Nasdaq has warned it might delist Safe Harbor Financial Services, the Denver cannabis financial service provider with a major credit union stockholder.

Safe Harbor (SHFS) reported to the SEC on Friday, April 24 that Nasdaq had sent it a delisting warning April 22 because its stock had been below $1.00 for 30 consecutive business days. Nasdaq gave the company until Oct. 19 to comply by raising its stock to $1.00 or more for at least 10 consecutive business days.

Safe Harbor also reported founder Sundie Seefried resigned April 20 from its board of directors. She served as president/CEO of Partner Colorado Credit Union of Denver ($639 million in assets, 34,667 members) until shortly before the credit union spun off its CUSO serving cannabis businesses in September 2022.

Sundie Seefried

Partner Colorado still owns about a quarter of the company's shares, which closed April 24 at $0.95, fell to $0.82 on Monday and closed at $0.84 Tuesday. The stock was last above $1.00 on March 9, closing at $1.03.

The company has been losing money, but it was able to get concessions from Partner Colorado, including its foregiving about $10 million in remaining debt to the credit union last fall. It now has no debt, and ended last year with $6.8 million in cash.

A delisting would throw the company's stock into the maw of over-the-counter trading, where investors find little research and difficulty making trades.

"The Company intends to actively monitor the bid price and may evaluate other available options to resolve the deficiency and regain compliance with the Nasdaq Marketplace Rules," the company said. "While the Company is exercising diligent efforts to maintain the listing of its Common Stock and warrants on Nasdaq, there can be no assurance that the Company will be able to regain or maintain compliance with the foregoing or other Nasdaq listing standards."

If Safe Harbor does not regain compliance by Oct. 19, it might be eligible for a second compliance period for up to an additional 180 days. If the company is delisted, it may appeal to a Nasdaq hearings panel.

This is Nasdaq's second delisting warning to Safe Harbor. It cured the first one in February 2025 with reverse stock split in which investors handed over 20 old shares to receive one new share.

Seefried, 64, resigned immediately April 20 from its board of directors "Ms. Seefried's departure is not the result of any disagreement with the Company on any matter relating to its operations, policies or practices," the company said.

Seefried was president/CEO of Partner Colorado from 2001 to 2021. In 2015 she founded the CUSO that would become Safe Harbor. She resigned as the credit union's president/CEO in June 2021 to become president/CEO of Safe Harbor Financial Services, which the credit union spun off as a public company in September 2022. She was appointed to the board in 2024.

She resigned as president/CEO of Safe Harbor in early 2025, but remained on the board until last week.

Two days later, on April 22, Safe Harbor appointed Tyler Klimas, 40, to the board as a Class III director.

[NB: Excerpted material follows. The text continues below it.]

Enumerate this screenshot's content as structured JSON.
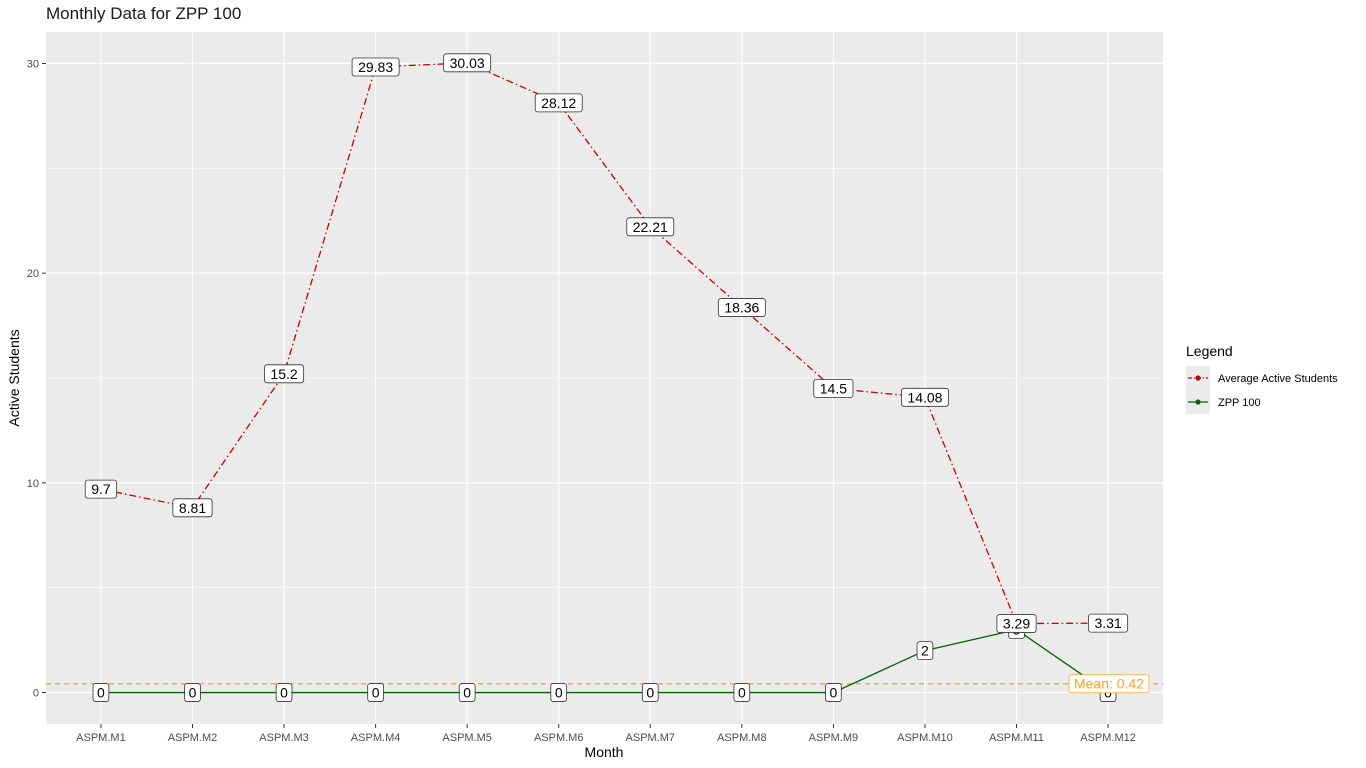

Also on April 22, the board decided to increase its size from five to six members, and appointed Sean Tonner as a Class II director.

In December 2023, Klimas founded Leaf Street Strategies, a consulting firm focused on market strategy, regulatory engagement, issue advocacy and public relations in cannabis and hemp. He was previously executive director of the Nevada Cannabis Compliance Board from October 2019 to December 2023, where he led the agency's creation and oversight of Nevada's medical and adult-use cannabis markets.

Klimas is also a co-founder of the Cannabis Regulators Association (CANNRA), a nonprofit organization of chief cannabis regulators spanning more than 45 U.S. states and territories, Canada and the Netherlands."

Tonner, 55, has served as a partner at Fulcrum Group since December 2017 and is "a seasoned strategic communications and public affairs leader," the company said.

"He has advised governments and corporations globally and served in senior staff roles for presidents, prime ministers and governors," the company said. "His experience includes high-profile political campaigns, global reputation management for major brands and leadership roles across Colorado business and civic organizations."